GRAPHIC FICTION
Do not go gentle
A determined elder tries to outwit death in Hiromi Goto’s graphic novel debut
BY IAN DAFFERN
★Shadow Life
Hiromi Goto and Ann Xu, ill.
First Second
AWARD-WINNING NOVELIST and poet Hiromi Goto has written her first graphic novel, illustrated by debut artist Ann Xu. Together in Shadow Life, they tell the tale of Kumiko, an elderly woman who battles the shadow of death, armed only with tenacity and a second-hand vacuum cleaner.
When we first meet Kumiko, she is on the run from the long-term care home where her well-meaning adult children placed her. Soon she has her own apartment and struggles with life in a body that is not as strong as it used to be. And yet she perseveres, with dignity and good humour. She swims, takes her pills, makes noodles, and somewhere along the way starts to see death’s shadow. Sometimes it takes the form of a crow, sometimes a black cat. She wonders if these visions are real or “ideas of a demented mind.”
Goto and Xu skilfully weave in ambiguity to make a reader wonder if this is fantasy or a realistic literary treatment of a hallucinatory imagination (think Michael Redhill’s Bellevue e). Graphic literature is uniquely ideal for such a journey. The monsters of manga masters like Junji Ito are metaphorical fears given flesh and blood, physical beings as much as they are symbols. By speaking in the language of pictures, as opposed to prose, you can have both at once. Death may seem like a spider that can’t wait to get its teeth into the protagonist – but it’s far more fun for the reader when it actually entangles her in its web.
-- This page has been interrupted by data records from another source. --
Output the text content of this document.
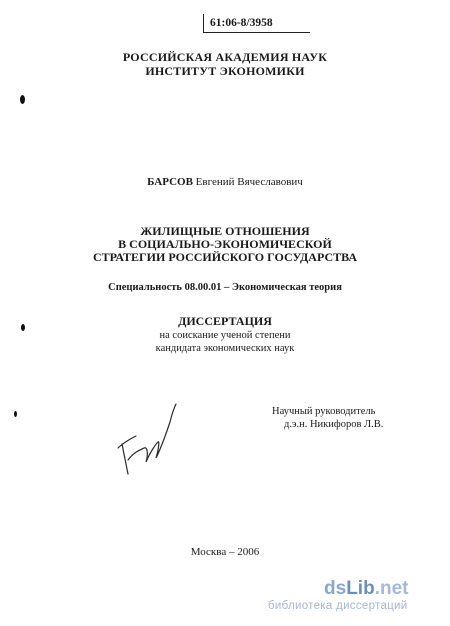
61:06-8/3958
РОССИЙСКАЯ АКАДЕМИЯ НАУК
ИНСТИТУТ ЭКОНОМИКИ
БАРСОВ Евгений Вячеславович
ЖИЛИЩНЫЕ ОТНОШЕНИЯ
В СОЦИАЛЬНО-ЭКОНОМИЧЕСКОЙ
СТРАТЕГИИ РОССИЙСКОГО ГОСУДАРСТВА
Специальность 08.00.01 – Экономическая теория
ДИССЕРТАЦИЯ
на соискание ученой степени
кандидата экономических наук
Научный руководитель
д.э.н. Никифоров Л.В.
Москва – 2006
dsLib.net
библиотека диссертаций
Soon we realize that the black spots and creeping running shoes that haunt Kumiko are perilously real.
Oh yes, shoes. Goto injects a slice of local British Columbian Gothic by including a real-life horror. In the last dozen years, severed feet have washed up with disturbing regularity on the B.C. shoreline. Kumiko later finds herself pursued by a ghost walking around on its bony stumps. In this creature, Goto and Xu envision a true Japanese-Canadian spirit – think the girl from The Ring in a plaid jacket. This playful hybrid sensibility thrives throughout the novel.